一日の基本は、断酒してもそう変わらない。が、晩酌がなくなっただけで生活のリズムはいちだんと単純になった。
これまで浴びるように飲んできた、一生分どころかあの世の分まで飲んでしまった、という思いがある。
一方で、なお気持ちは揺れ動く。日曜日の晩の、刺し身のときくらいは……、なんて。
立春の診察日の翌日から、アルコールを再開した。最初は神棚に供えた御神酒を。蓋が猪口(ちょこ)になっているので、それに一杯だけ。あとで水を入れて測ったら、1合換算で9分の1の20ミリリットルだった。
次は、ちょっと小さめのそば猪口で、やはり御神酒と同じ銘柄の日本酒を=写真。この容器は水で測ると80ミリリットルほどだった。ということは、1回だけお代わりができる。

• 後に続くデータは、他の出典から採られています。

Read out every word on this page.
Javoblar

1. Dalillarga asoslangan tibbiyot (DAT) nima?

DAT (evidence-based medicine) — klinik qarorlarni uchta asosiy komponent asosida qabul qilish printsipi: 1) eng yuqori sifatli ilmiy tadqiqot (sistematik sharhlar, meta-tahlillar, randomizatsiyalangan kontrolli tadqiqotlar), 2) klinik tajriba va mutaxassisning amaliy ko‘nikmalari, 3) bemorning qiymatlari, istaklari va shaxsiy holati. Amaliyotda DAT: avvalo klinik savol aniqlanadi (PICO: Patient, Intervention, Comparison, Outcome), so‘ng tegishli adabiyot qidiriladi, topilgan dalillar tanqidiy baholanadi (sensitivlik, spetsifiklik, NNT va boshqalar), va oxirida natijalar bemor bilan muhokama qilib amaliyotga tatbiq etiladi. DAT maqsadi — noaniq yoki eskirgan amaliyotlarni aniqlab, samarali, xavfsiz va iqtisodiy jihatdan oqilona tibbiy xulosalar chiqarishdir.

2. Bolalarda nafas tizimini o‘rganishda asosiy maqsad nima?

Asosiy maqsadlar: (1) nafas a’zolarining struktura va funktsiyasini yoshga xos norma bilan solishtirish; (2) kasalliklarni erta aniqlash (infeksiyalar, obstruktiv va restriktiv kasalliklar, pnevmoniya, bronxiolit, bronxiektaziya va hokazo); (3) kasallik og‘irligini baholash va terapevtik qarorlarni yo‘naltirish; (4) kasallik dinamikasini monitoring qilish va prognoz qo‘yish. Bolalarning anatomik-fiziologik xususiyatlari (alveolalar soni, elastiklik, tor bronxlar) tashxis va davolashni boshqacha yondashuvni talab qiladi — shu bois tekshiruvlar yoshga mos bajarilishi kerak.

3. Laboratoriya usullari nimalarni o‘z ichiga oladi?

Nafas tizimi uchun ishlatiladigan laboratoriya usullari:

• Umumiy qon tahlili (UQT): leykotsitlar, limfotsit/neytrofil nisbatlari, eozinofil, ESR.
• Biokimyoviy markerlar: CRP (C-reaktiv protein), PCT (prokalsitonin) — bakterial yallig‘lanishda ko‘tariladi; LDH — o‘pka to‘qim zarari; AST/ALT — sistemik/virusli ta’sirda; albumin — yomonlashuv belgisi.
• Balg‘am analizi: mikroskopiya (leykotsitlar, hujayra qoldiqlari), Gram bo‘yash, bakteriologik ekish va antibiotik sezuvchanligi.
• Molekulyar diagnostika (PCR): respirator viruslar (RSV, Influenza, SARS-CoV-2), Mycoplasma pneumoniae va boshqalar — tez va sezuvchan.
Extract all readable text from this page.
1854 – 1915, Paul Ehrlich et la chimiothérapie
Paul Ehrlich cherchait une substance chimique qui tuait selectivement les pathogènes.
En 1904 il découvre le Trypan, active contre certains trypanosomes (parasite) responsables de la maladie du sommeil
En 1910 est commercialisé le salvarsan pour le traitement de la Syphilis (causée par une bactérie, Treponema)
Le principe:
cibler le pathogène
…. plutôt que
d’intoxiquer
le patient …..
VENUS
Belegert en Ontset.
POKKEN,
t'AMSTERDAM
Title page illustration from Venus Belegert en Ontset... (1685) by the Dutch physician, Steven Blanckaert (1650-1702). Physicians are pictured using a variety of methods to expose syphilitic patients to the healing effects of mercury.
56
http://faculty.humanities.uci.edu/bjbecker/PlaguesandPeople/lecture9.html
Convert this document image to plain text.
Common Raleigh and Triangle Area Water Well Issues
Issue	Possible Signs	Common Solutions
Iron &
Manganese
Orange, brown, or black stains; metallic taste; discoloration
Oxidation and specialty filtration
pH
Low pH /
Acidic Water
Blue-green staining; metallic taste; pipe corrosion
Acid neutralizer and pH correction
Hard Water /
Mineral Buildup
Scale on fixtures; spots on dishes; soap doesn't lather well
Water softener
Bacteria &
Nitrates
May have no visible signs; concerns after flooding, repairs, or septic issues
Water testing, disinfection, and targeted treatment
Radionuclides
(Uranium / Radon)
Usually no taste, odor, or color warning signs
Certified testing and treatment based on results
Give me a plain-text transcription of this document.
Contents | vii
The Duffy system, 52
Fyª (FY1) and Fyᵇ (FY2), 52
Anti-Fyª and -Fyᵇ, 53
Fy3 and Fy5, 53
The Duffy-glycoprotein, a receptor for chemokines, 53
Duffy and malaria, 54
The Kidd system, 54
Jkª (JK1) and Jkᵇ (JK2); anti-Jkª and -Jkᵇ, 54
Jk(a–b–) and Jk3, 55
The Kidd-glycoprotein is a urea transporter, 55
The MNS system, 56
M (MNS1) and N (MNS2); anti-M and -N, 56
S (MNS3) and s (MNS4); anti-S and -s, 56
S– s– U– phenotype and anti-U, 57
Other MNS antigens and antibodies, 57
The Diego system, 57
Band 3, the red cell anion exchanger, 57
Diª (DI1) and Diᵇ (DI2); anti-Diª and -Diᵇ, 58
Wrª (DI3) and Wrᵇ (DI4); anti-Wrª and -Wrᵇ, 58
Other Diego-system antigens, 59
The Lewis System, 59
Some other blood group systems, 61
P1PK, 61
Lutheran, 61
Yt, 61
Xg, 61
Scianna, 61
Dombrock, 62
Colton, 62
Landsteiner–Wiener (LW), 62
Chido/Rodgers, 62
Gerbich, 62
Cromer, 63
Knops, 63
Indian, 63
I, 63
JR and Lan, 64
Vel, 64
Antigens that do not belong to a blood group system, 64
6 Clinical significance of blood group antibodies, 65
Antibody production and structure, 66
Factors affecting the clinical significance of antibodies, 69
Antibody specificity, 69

容量が頭に入ると、今度は猪口の文様が気になった。しろうとには畑の蕪(かぶ)のように見えたが、実は定番の松竹梅だった。蕪に見えたのは松に笹(竹)、反対側に描かれているのはどうやら梅の花らしい。
焼酎だとお湯割りになる。ビールだとすぐなくなる。ここは日本酒をチビリ、チビリとやる。
去年夏の酷暑以来、水や牛乳の飲み方が変わった。ゴクゴクをやめて、少しずつ口に入れて、舌で押し込むようにして奥に流し込む。これだと後味がいい。
日本酒も同じ要領でなめるようにしてのどの奥に流し込むと、うまみが口に広がった。
かつては晩酌の時間が一日で一番リラックスして、楽しかった。その記憶がよみがえる。そば猪口で2杯、なめるようにして日本酒を飲む。今はその心地よさに浸っている。